La réclamation administrative de Pékin entraîna trois mois plus tard, le 13 juillet 2020, une réaction inédite de Washington annonçant une modification majeure de sa position sur le statut légal des revendications chinoises.

Alors que par le passé, les États-Unis, n’ayant pas ratifié la Convention des NU sur le droit de la mer, étaient restés neutres, ils ont, pour la première fois, réfuté la validité légale des revendications chinoises. Formellement, l’ajustement aligne Washington sur la position des membres de l’ASEAN qui contestent les prétentions de Pékin. (Vietnam, Malaisie, Philippines, Brunei).

La riposte formelle chinoise vint discrètement quelques jours plus tard, modifiant la désignation des zones contigües de « zones off-shore » en « zones côtières ». Elle se précisa quelques jours plus tard, par le déploiement de bombardiers H-6J à long rayon d’action assignés à la surveillance de toute la région.

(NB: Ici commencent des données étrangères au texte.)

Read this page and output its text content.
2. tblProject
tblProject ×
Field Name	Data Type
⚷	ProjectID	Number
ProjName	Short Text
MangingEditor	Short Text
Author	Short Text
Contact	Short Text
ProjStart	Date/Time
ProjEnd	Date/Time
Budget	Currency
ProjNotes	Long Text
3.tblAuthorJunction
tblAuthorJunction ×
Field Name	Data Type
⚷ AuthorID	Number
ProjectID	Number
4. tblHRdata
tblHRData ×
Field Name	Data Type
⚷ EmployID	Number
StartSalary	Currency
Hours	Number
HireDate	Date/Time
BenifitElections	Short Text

Le 20 août, le ministère vietnamien des Affaires étrangères réagissait à la présence d’un bombardier chinois sur Woody, dans les Paracels : « le déploiement d’armes et de bombardiers viole la souveraineté vietnamienne et menace la stabilité de la région »

Depuis 2013, la mer de Chine du sud est devenue une zone volatile, où le déploiement militaire chinois et épisodiquement américain à l’occasion des manœuvres conjointes avec les Philippines, ajoutés à ceux des riverains dont tous les budgets de défense augmentent rapidement, créent un important potentiel explosif.

Ce dernier est encore augmenté par les missions régulières des destroyers lance-missiles de l’US Navy pour affirmer la liberté de navigation dans les eaux réclamées par Pékin comme ses eaux territoriales, dont Washington réfute la légitimité.

Les somnambules.

Dans ce contexte où se succèdent les provocations et les ripostes, on ne compte plus les analyses mettant en garde contre la marche « somnambule vers un conflit ».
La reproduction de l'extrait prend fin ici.